31 Tips for Conquering Startup Fears

What's really holding you back from starting your own business? These 31 tips will help you face your fears and finally get the guts to become your own boss.

Most startup articles focus on the mechanics of launching a business. But the inner journey to starting a business is just as important as writing a business plan and getting financing. I learned this the hard way.

With a business plan and hard-earned savings in hand, I didn't have the guts to leave my job. After quitting my job and taking it back twice, I developed techniques to help myself build courage and break through my fears. These techniques worked--and when I quit for the third time, I was finally able to let go of my job and start Profit Strategies in Lake Worth, Florida, in 1998.

What started out as a marketing consulting firm eventually evolved into an entrepreneurial advocacy business. After accepting a contract with a Small Business Development Center, I taught more than 500 entrepreneurs the techniques I used to help myself. In 2003, I wrote Employee to Entrepreneur: The Employee's Guide to Entrepreneurial Success, coined the term "Emotional Endurance," and developed Emotional Endurance training programs. Today, I present Emotional Endurance techniques at conferences in the United States and abroad, host The Entrepreneur Hour Radio Show (Mondays at noon EST, www.wbzt.com ), moderate an online discussion group on business networking site Ryze.com, and head up a series of online interactive seminars titled " Getting the Guts ".

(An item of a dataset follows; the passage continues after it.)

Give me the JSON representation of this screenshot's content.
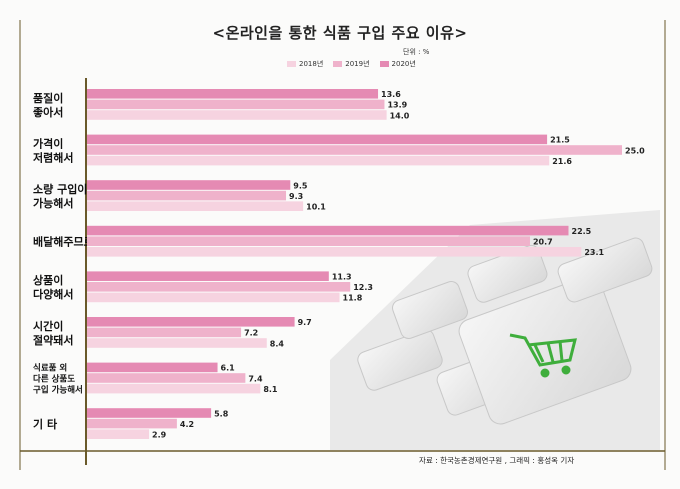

The following 31 strategies are ones I share in my book and in my workshops. They've worked for me and can work for you, too:

1. Say yes to your yearning. You don't have to know at this moment what you will do or how you will do it. Simply acknowledge the inner voice that's been nudging you to venture into the world of entrepreneurship. Write "Yes! I accept my yearning!" on a big piece of paper, and post it on your wall, just to remind yourself that you are moving forward. It took me two years to write down those five words, but once I did, I began to see the possibility of being my own boss.

2. Start a journal. Use it daily to write down your ideas, goals, feelings and whatever is going on in your life. Keeping a journal helps you get to know yourself better, and you'll see your progress when you look back. My journal was especially helpful to me when I was scared and could read about times when I felt confident.

3. Write down your goals. Studies have revealed that people who write down their goals are five times more likely to achieve them. When would you like to start a business? Leave your job? How much money would you like to have saved? Set goals, and work toward achieving them.

4. Visualize your success. Create a vision of what you desire as an entrepreneur, and write it down. In my business counseling experience, the clients who created visions were most likely to experience them. Ask questions like "What kind of office space do I want to work in?" and "What kind of clients do I want to serve?"

5. Create and read affirmations. Affirmations are "I am" statements about what you want to happen, written in the present tense as if they are already happening. "I am a successful entrepreneur" is a good one to start with. Create a list of 10 to 20 affirmations on index cards. Hang them where you'll see them and read them daily. Affirmations helped me believe in myself, and launch and grow my business.

6. Evaluate your beliefs. Grab a sheet of paper and write your beliefs about yourself, money, your business and the future on the left. See if these beliefs reflect what you want to believe. If not, write your new beliefs on the right, and add them to your affirmations. One client of mine discovered that his beliefs about money were actually his parents' beliefs, so he created new beliefs that were more closely aligned with his goals.

7. Do what you love. This helps you discover and clarify what you want to do as an entrepreneur. If you don't know what you love to do, think back to what you loved to do as a kid. When I was a child, I loved to teach imaginary children math. When I started my business, I began giving seminars locally; I now present at national and international conferences.

8. Do something different every day. Shake up your routine, and get used to change. One of my clients thought this would be an easy exercise, and she later told me it took her three days just to get up on the other side of the bed. Her little changes helped release her fears and prepare her for starting a business.

9. Act "as if." Start acting as if you are your own boss. Feel what it's like to make your own schedule and generate your own revenue. Once my clients started doing this, they realized it built their confidence.

10. Go out and scare yourself. Are you afraid of doing something, saying something or going somewhere? Do it afraid! Being afraid and doing it anyway builds courage and confidence. One of my clients made up the maxim "Do it afraid!" to help her take action and challenge herself to do things that scare her.